A member of the African-American Parents Association, a Toledo Public Schools watchdog group, last night reiterated her call that a long-standing program that evaluates new teachers be abolished.
“It is taking up money that could very well be spent elsewhere,” said Twila Page, secretary of the group and a frequent school district critic. “It has no redeeming value, and it can be terminated at any time.”
The Urban Coalition, a network of district watchdog groups that includes the African-American Parents Association, called for eliminating the program in its campaigns against the district’s tax levies last year. Ms. Page addressed the Toledo Board of Education at its meeting last night.
The intern program has received national acclaim but was criticized locally.
Gloria Sturdivant, a teacher not hired after participating in the plan, sued the district, seeking another hearing on her employment. In reversing a lower-court ruling, Ohio’s 6th District Court of Appeals ruled in June she should have a court hearing.
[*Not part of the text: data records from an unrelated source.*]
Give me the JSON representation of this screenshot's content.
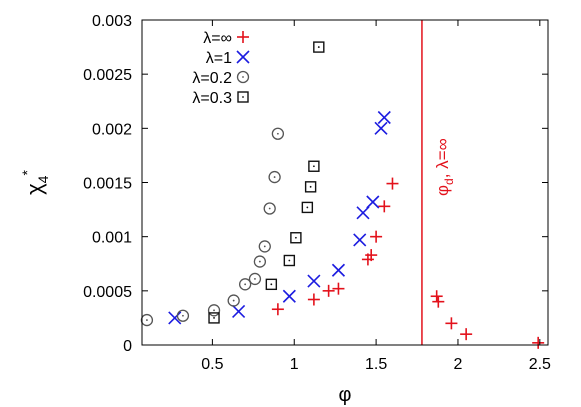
{
  "chart_data": {
    "type": "scatter",
    "title": "",
    "xlabel": "φ",
    "ylabel_main": "χ",
    "ylabel_sub": "4",
    "ylabel_sup": "*",
    "xlim": [
      0.07,
      2.55
    ],
    "ylim": [
      0,
      0.003
    ],
    "xticks": [
      0.5,
      1,
      1.5,
      2,
      2.5
    ],
    "xtick_labels": [
      "0.5",
      "1",
      "1.5",
      "2",
      "2.5"
    ],
    "yticks": [
      0,
      0.0005,
      0.001,
      0.0015,
      0.002,
      0.0025,
      0.003
    ],
    "ytick_labels": [
      "0",
      "0.0005",
      "0.001",
      "0.0015",
      "0.002",
      "0.0025",
      "0.003"
    ],
    "grid": false,
    "legend_position": "top-left",
    "series": [
      {
        "name": "λ=∞",
        "marker": "plus",
        "color": "#e3111b",
        "x": [
          0.9,
          1.12,
          1.21,
          1.27,
          1.45,
          1.47,
          1.5,
          1.55,
          1.6,
          1.87,
          1.88,
          1.96,
          2.05,
          2.49
        ],
        "y": [
          0.00033,
          0.00042,
          0.0005,
          0.00052,
          0.00079,
          0.00083,
          0.001,
          0.00128,
          0.00149,
          0.00045,
          0.0004,
          0.0002,
          0.0001,
          2e-05
        ]
      },
      {
        "name": "λ=1",
        "marker": "cross",
        "color": "#1c1ce0",
        "x": [
          0.27,
          0.66,
          0.97,
          1.12,
          1.27,
          1.4,
          1.42,
          1.48,
          1.53,
          1.55
        ],
        "y": [
          0.00025,
          0.00031,
          0.00045,
          0.00059,
          0.00069,
          0.00097,
          0.00122,
          0.00132,
          0.002,
          0.0021
        ],
        "values_hidden": false
      },
      {
        "name": "λ=0.2",
        "marker": "circle",
        "color": "#555555",
        "x": [
          0.1,
          0.32,
          0.51,
          0.63,
          0.7,
          0.76,
          0.79,
          0.82,
          0.85,
          0.88,
          0.9
        ],
        "y": [
          0.00023,
          0.00027,
          0.00032,
          0.00041,
          0.00056,
          0.00061,
          0.00077,
          0.00091,
          0.00126,
          0.00155,
          0.00195
        ]
      },
      {
        "name": "λ=0.3",
        "marker": "square",
        "color": "#111111",
        "x": [
          0.51,
          0.86,
          0.97,
          1.01,
          1.08,
          1.1,
          1.12,
          1.15
        ],
        "y": [
          0.00025,
          0.00056,
          0.00078,
          0.00099,
          0.00127,
          0.00146,
          0.00165,
          0.00275
        ]
      }
    ],
    "annotation": {
      "text_main": "φ",
      "text_sub": "d",
      "text_rest": ", λ=∞",
      "x": 1.78,
      "color": "#e3111b"
    }
  }
}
The hearing is scheduled for November.
Her husband, Tyrone Sturdivant, also asked that the program be terminated.
The program, dubbed The Toledo Plan, assigns an experienced teacher to new teachers in the district. After a number of classroom visits and evaluations, the veteran teacher makes a recommendation on whether the new teacher should be hired to the intern board of review, which is made up of five teachers and four administrators.
Ms. Page claims the program has a history of eliminating minority teachers.
David Welch, school board president, said that isn’t true. “My belief is that there is no racial bias with the termination of teachers.”
Superintendant Eugene Sanders said the program should not be ended. “We are looking at the pros and the cons,” he said. “There are some who think its time has passed. Personally, I think it has merit.”
An outside evaluation of the program is planned. It was not completed by the beginning of the school year, as the school board and administration had wanted.